UWNSL/Qwen2.5-3B-Instruct_Mix-Long

Hugging Face
TEXT GENERATIONConcurrency Cost:1Model Size:3.1BQuant:BF16Ctx Length:32kPublished:Feb 24, 2025License:otherArchitecture:Transformer Warm

UWNSL/Qwen2.5-3B-Instruct_Mix-Long is a 3.1 billion parameter instruction-tuned causal language model, fine-tuned from Qwen/Qwen2.5-3B-Instruct. This model is specifically trained on the Mix-Long_long_0.2_short_0.8 dataset, indicating an optimization for handling varied context lengths, including long contexts up to 32768 tokens. It is designed for general instruction-following tasks, leveraging its fine-tuning to potentially improve performance on mixed-length inputs.

Loading preview...

Model Overview

UWNSL/Qwen2.5-3B-Instruct_Mix-Long is a 3.1 billion parameter instruction-tuned language model, building upon the base architecture of Qwen/Qwen2.5-3B-Instruct.
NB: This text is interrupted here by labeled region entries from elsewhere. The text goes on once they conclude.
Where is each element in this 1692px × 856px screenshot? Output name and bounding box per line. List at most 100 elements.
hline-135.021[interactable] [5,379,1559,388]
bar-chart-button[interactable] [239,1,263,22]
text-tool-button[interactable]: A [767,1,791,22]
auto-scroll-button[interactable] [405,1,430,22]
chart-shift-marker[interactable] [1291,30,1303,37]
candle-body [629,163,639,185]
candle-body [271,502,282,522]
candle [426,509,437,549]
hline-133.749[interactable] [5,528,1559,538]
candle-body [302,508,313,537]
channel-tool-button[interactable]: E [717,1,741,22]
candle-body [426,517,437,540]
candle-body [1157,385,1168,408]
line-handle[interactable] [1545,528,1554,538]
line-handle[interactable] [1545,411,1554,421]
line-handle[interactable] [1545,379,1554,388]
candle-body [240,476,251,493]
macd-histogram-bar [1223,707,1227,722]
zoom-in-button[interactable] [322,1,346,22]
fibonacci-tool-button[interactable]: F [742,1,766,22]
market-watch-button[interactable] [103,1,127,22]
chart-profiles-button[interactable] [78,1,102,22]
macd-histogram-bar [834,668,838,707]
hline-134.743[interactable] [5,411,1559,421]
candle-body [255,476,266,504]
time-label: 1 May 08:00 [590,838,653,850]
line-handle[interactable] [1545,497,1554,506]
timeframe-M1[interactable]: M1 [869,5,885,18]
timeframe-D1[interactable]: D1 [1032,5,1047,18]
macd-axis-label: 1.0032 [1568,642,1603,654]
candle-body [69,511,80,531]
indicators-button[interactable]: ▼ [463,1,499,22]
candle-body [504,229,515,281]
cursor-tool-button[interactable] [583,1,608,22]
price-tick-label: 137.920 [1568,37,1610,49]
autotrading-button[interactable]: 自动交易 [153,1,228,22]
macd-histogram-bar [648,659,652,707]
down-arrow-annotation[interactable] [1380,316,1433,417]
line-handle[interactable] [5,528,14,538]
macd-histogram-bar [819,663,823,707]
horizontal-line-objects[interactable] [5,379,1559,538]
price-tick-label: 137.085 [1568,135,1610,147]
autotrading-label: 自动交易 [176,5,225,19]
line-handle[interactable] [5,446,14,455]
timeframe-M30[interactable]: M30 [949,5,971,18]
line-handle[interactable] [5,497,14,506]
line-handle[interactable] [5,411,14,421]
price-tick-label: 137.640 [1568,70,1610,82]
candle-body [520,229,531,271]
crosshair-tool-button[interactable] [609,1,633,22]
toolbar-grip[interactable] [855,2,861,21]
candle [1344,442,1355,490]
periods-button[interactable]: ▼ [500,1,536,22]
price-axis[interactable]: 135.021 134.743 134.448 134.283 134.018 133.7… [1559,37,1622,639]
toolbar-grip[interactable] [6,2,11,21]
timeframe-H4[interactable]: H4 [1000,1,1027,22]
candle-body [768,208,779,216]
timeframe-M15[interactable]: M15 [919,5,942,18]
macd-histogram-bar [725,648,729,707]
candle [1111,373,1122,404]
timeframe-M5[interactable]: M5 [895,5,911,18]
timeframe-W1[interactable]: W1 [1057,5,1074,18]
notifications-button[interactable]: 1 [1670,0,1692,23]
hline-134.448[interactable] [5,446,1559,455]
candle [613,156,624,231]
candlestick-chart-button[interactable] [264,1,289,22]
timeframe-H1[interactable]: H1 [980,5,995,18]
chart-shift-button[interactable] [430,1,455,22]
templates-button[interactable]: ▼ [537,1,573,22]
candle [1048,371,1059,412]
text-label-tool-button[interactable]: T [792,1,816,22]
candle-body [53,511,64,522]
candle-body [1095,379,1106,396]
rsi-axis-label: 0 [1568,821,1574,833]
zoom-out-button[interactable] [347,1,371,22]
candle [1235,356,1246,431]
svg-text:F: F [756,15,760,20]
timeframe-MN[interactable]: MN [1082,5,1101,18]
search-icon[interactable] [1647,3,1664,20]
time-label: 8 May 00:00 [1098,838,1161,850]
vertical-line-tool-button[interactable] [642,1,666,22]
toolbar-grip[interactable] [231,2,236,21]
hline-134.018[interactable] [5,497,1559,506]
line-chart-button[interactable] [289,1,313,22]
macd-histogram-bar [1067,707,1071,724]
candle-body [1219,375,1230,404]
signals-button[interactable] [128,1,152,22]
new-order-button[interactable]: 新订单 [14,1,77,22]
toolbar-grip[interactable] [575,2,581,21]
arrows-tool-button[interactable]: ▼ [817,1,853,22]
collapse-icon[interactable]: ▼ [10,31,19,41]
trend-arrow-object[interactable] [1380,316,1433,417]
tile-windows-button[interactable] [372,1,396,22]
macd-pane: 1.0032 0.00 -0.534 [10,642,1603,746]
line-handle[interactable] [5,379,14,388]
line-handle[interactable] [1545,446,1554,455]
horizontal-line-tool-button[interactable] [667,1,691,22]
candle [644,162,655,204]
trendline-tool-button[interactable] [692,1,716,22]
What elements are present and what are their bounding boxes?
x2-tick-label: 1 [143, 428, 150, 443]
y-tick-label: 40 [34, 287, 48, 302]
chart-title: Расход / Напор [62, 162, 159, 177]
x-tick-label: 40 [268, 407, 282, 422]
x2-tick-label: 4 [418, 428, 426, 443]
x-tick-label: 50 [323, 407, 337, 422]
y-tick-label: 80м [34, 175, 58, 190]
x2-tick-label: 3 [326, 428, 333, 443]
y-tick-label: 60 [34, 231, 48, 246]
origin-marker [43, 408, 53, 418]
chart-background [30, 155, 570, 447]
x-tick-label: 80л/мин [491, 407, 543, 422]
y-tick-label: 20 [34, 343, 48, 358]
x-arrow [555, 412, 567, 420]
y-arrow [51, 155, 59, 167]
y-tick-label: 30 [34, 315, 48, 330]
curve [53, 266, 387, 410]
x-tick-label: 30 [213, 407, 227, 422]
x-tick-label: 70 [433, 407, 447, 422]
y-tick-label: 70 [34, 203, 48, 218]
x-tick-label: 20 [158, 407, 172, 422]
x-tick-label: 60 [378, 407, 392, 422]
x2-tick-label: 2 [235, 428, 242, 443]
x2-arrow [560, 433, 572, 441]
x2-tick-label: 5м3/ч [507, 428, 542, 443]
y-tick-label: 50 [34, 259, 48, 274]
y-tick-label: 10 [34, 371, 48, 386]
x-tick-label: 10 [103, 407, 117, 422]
This model has undergone specific fine-tuning on the Mix-Long_long_0.2_short_0.8 dataset, suggesting an emphasis on processing and generating content across a spectrum of input lengths, including extended contexts up to 32768 tokens.

Key Characteristics

  • Base Model: Fine-tuned from Qwen/Qwen2.5-3B-Instruct, a robust causal language model.
  • Parameter Count: Features 3.1 billion parameters, offering a balance between performance and computational efficiency.
  • Context Length: Supports a substantial context window of 32768 tokens, enabling the processing of longer documents and conversations.
  • Training Data: Fine-tuned on the Mix-Long_long_0.2_short_0.8 dataset, which implies a focus on improving performance across diverse input lengths.
  • Training Performance: Achieved a loss of 0.2159 on the evaluation set during its fine-tuning process.

Potential Use Cases

  • Instruction Following: Designed for general instruction-following tasks, benefiting from its instruction-tuned base.
  • Long-Context Applications: Suitable for tasks requiring the understanding or generation of extended text, such as summarization of long documents or detailed content creation.
  • Mixed-Length Inputs: Potentially well-suited for scenarios where input prompts vary significantly in length, from short queries to comprehensive requests.